En 1996, le duo a lancé la collection Mémoires de la mode, une série de monographies, en format de poche, sur les phénomènes fashion plus ou moins célèbres. « Pour nous, la mode était un sujet qui s’imposait comme une évidence, explique Martine. On allait à tous les défilés. On avait travaillé tous les deux pour des marques de couture. On connaissait bien Azzedine Alaïa. On était plongés dans cet univers, on pouvait en parler, c’était une histoire de confiance. En France, les éditions du Regard publiaient de beaux livres illustrés sur la mode. Mais ils étaient chers. On avait opté pour une approche différente. On voulait faire des ouvrages abordables pour des étudiants du secteur, faire une espèce de zapping, avec l’ambition de montrer l’esprit d’un designer, suivi d’un texte. A l’époque, on trouvait déjà que les gens lisaient moins. On voulait les emmener au texte par l’image. On a commencé par Christian Dior, Coco Chanel, Azzedine Alaïa et Madeleine Vionnet, soit deux institutions, puis notre créateur préféré – qui était considéré comme avant-gardiste à l’époque – et une figure historique. »

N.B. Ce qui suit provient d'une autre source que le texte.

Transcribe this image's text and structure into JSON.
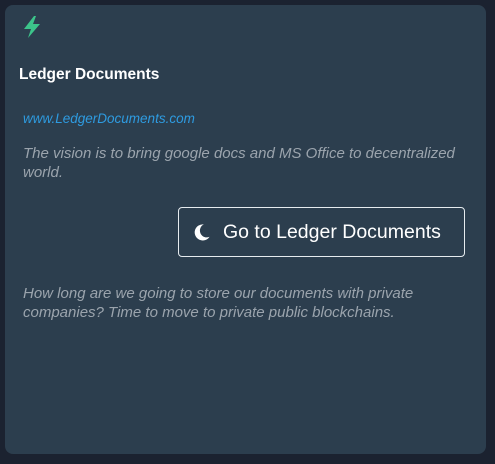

« Mémoire de la mode » a connu un franc succès, avec une série presque infinie de titres, souvent pour le compte de marques qui y voyaient un cadeau publicitaire parfait. Voilà pourquoi, sans doute, ont été publiés des livres sur Van Cleef & Arpels et Brioni, mais pas sur Helmut Lang ou Dries Van Noten, par exemple.

La Maison Assouline, le flagship store londonien, en plein coeur de Piccadilly.
La Maison Assouline, le flagship store londonien, en plein coeur de Piccadilly.© sdp

En raison du prix de vente modique – 99 francs français à l’époque, soit environ 15 euros -, les consommateurs les achetaient pour les offrir. Le livre en trois volumes sur Chanel est l’ouvrage le plus vendu du catalogue d’Assouline, et une des rares Mémoires qui soient encore imprimées. « Chanel, c’est Chanel, dit Martine. Tout le monde vous le dira, c’est particulier. »

A l’instar de nombreuses autres maisons d’édition, Assouline continue de publier des livres pour des labels. Généralement, les titres sont simplement repris dans la collection – il existe des exceptions, comme des ouvrages imprimés en un seul exemplaire. Les tomes réalisés pour le compte de marques sont exécutés par les mêmes équipes, qui font preuve d’autant de savoir-faire et de dévouement, mais sans prendre de risque financier. Parmi ceux-ci, treize ont vu le jour pour Dior et cinq pour Coca-Cola.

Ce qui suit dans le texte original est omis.